Es wäre doch wirklich ein Trauerspiel, müßt man so kurz vor dem Tode klagen, man habe zu viel gearbeitet, sich zu sehr der Arbeit verschrieben. Aber eine Bedeutung hätte diese Klage dann sicherlich, von ihrer psychischen Jammerlage einmal abgesehen, nicht mehr. Also: beizeiten entsprechend denken und handeln!

Hätte ich doch den Mut gehabt, meine Gefühle auszudrücken (Punkt 3)! Ach, was soll diese Klage.
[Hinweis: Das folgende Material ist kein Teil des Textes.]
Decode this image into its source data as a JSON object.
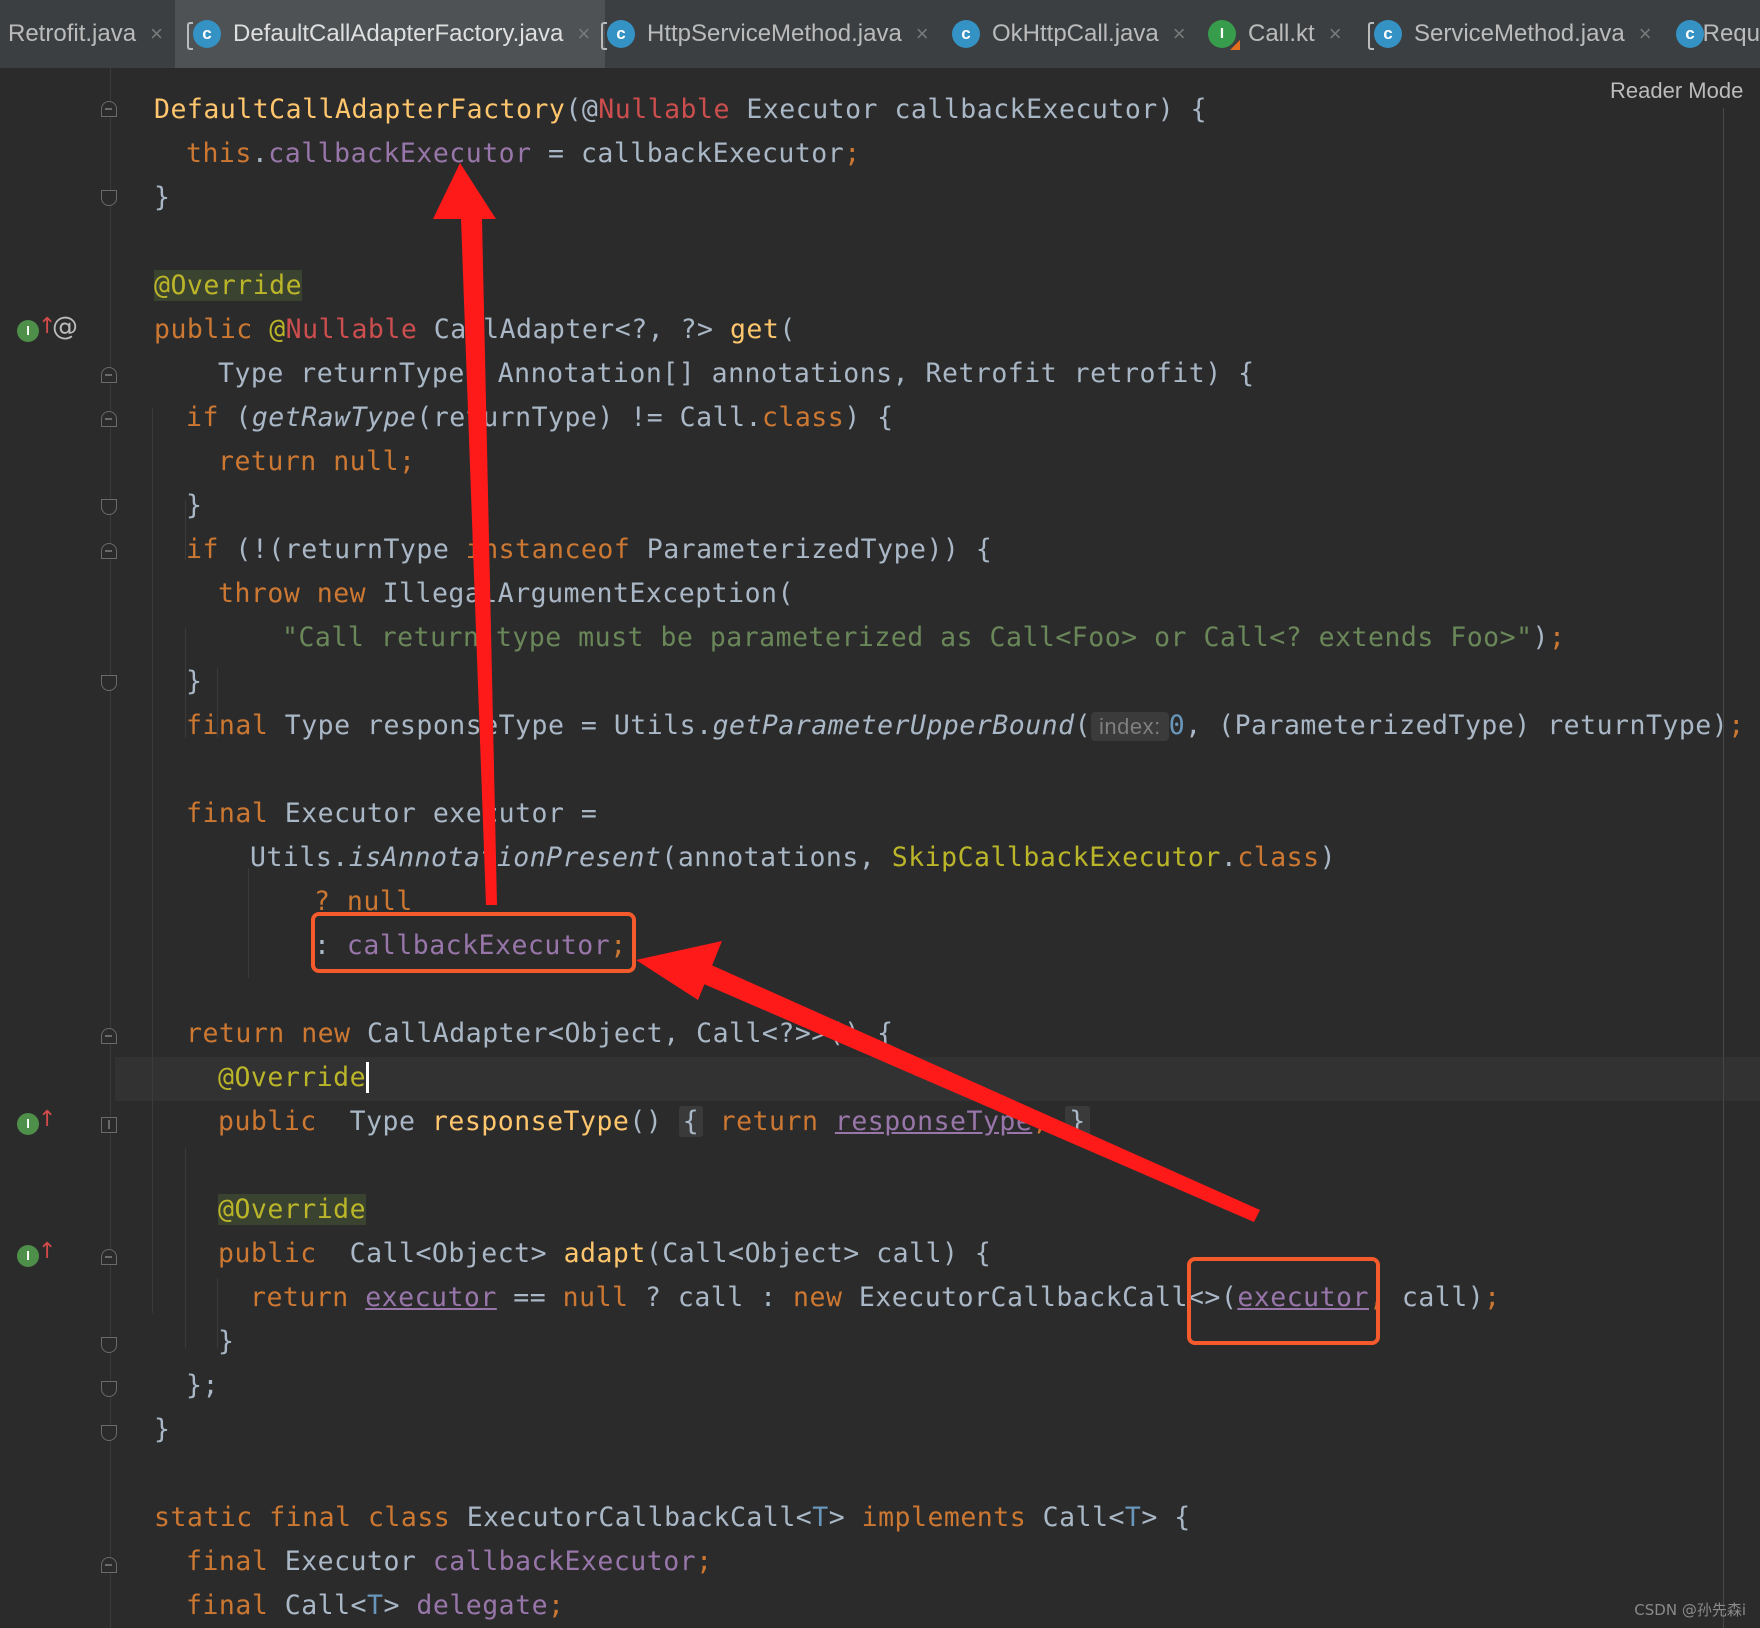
{
  "tabs": [
    {
      "label": "Retrofit.java",
      "icon": "java-class-icon",
      "active": false
    },
    {
      "label": "DefaultCallAdapterFactory.java",
      "icon": "java-class-icon",
      "active": true
    },
    {
      "label": "HttpServiceMethod.java",
      "icon": "java-class-icon",
      "active": false
    },
    {
      "label": "OkHttpCall.java",
      "icon": "java-class-icon",
      "active": false
    },
    {
      "label": "Call.kt",
      "icon": "kotlin-interface-icon",
      "active": false
    },
    {
      "label": "ServiceMethod.java",
      "icon": "java-class-icon",
      "active": false
    },
    {
      "label": "Requ",
      "icon": "java-class-icon",
      "active": false
    }
  ],
  "close_glyph": "×",
  "reader_mode": "Reader Mode",
  "watermark": "CSDN @孙先森i",
  "code": {
    "l1_name": "DefaultCallAdapterFactory",
    "l1_open": "(@",
    "l1_nullable": "Nullable",
    "l1_rest": " Executor callbackExecutor) {",
    "l2_this": "this",
    "l2_dot": ".",
    "l2_field": "callbackExecutor",
    "l2_rest": " = callbackExecutor",
    "semi": ";",
    "brace_close": "}",
    "override": "@Override",
    "l5_public": "public ",
    "l5_at": "@",
    "l5_nullable": "Nullable",
    "l5_rest": " CallAdapter<?, ?> ",
    "l5_get": "get",
    "l5_paren": "(",
    "l6_text": "Type returnType, Annotation[] annotations, Retrofit retrofit) {",
    "if_kw": "if",
    "l7_a": " (",
    "l7_call": "getRawType",
    "l7_b": "(returnType) != Call.",
    "class_kw": "class",
    "l7_c": ") {",
    "return_kw": "return",
    "null_kw": "null",
    "l10_a": " (!(returnType ",
    "instanceof_kw": "instanceof",
    "l10_b": " ParameterizedType)) {",
    "throw_kw": "throw",
    "new_kw": "new",
    "l11_rest": " IllegalArgumentException(",
    "l12_str": "\"Call return type must be parameterized as Call<Foo> or Call<? extends Foo>\"",
    "l12_end": ")",
    "final_kw": "final",
    "l14_a": " Type responseType = Utils.",
    "l14_call": "getParameterUpperBound",
    "l14_paren": "(",
    "l14_hint": "index:",
    "l14_num": "0",
    "l14_b": ", (ParameterizedType) returnType)",
    "l16_rest": " Executor executor =",
    "l17_a": "Utils.",
    "l17_call": "isAnnotationPresent",
    "l17_b": "(annotations, ",
    "l17_ann": "SkipCallbackExecutor",
    "l17_c": ".",
    "l17_d": ")",
    "l18_q": "? ",
    "l19_colon": ": ",
    "l19_field": "callbackExecutor",
    "l21_rest": " CallAdapter<Object, Call<?>>() {",
    "l23_rest": " Type ",
    "l23_fn": "responseType",
    "l23_parens": "() ",
    "l23_ob": "{",
    "l23_ret": " return ",
    "l23_field": "responseType",
    "l23_cb": "}",
    "l26_a": " Call<Object> ",
    "l26_fn": "adapt",
    "l26_b": "(Call<Object> call) {",
    "l27_var": "executor",
    "l27_a": " == ",
    "l27_b": " ? call : ",
    "l27_c": " ExecutorCallbackCall<>(",
    "l27_var2": "executor",
    "l27_comma": ", ",
    "l27_d": "call)",
    "l30_close": "};",
    "static_kw": "static",
    "class_kw2": "class",
    "implements_kw": "implements",
    "l33_a": " ExecutorCallbackCall<",
    "l33_t": "T",
    "l33_b": "> ",
    "l33_c": " Call<",
    "l33_d": "> {",
    "l34_a": " Executor ",
    "l34_field": "callbackExecutor",
    "l35_a": " Call<",
    "l35_b": "> ",
    "l35_field": "delegate"
  },
  "gutter": {
    "impl_marker": "I",
    "up_arrow": "↑",
    "at": "@"
  }
}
Wie könnte sie jenen helfen, die es niemals verstanden haben, sich an dem Leitfaden des "Und fühlt ihr es nicht, ihr könnt es nicht erjagen!" zu orientieren, um diesen Weg zu ringen. Wer es niemals beizeiten "gelernt" hat, der Gefühlswelt den angemessenen Platz einzuräumen und den gemäßen Weg zu ebnen, dem war ohnehin nie zu helfen.
Armseligkeit im Verstecken, im Verbergen, im Verzichten, im Geben und im Nehmen! Welche Armut steckt denn wahrlich hinter den Verhaltensweisen, die heutzutage vielerorts mit der neudeutschen Vokabel "wulffen" oder ähnlichen Sprachmerkwürdigkeiten ( eben auch dieses: hartzen, chillen, Geiz ist geil, Nachhaltigkeit -- der Begriff kann ja nichts dafür, daß er so verlogen verwandet wird! --, all den ekelfhaften Euphemismen aus den vielen dummen Mäulern und Hirnen, etc.)! Auf dem Totenbett zu jammern, man habe seine Gefühle nicht gelebt ... Ach, haben diese Leute denn überhaupt "gelebt"? Waren sie nicht eher zeitlebens all jenen zumindest ähnlich, von denen es im bekannten Lied heißt "I see a lot of people running around with tombstones in their eyes"? Leben ohne Gefühle -- ist / war das überhaupt Leben? Ich meine über das vegetative Dasein hinaus? Wohl eher nicht!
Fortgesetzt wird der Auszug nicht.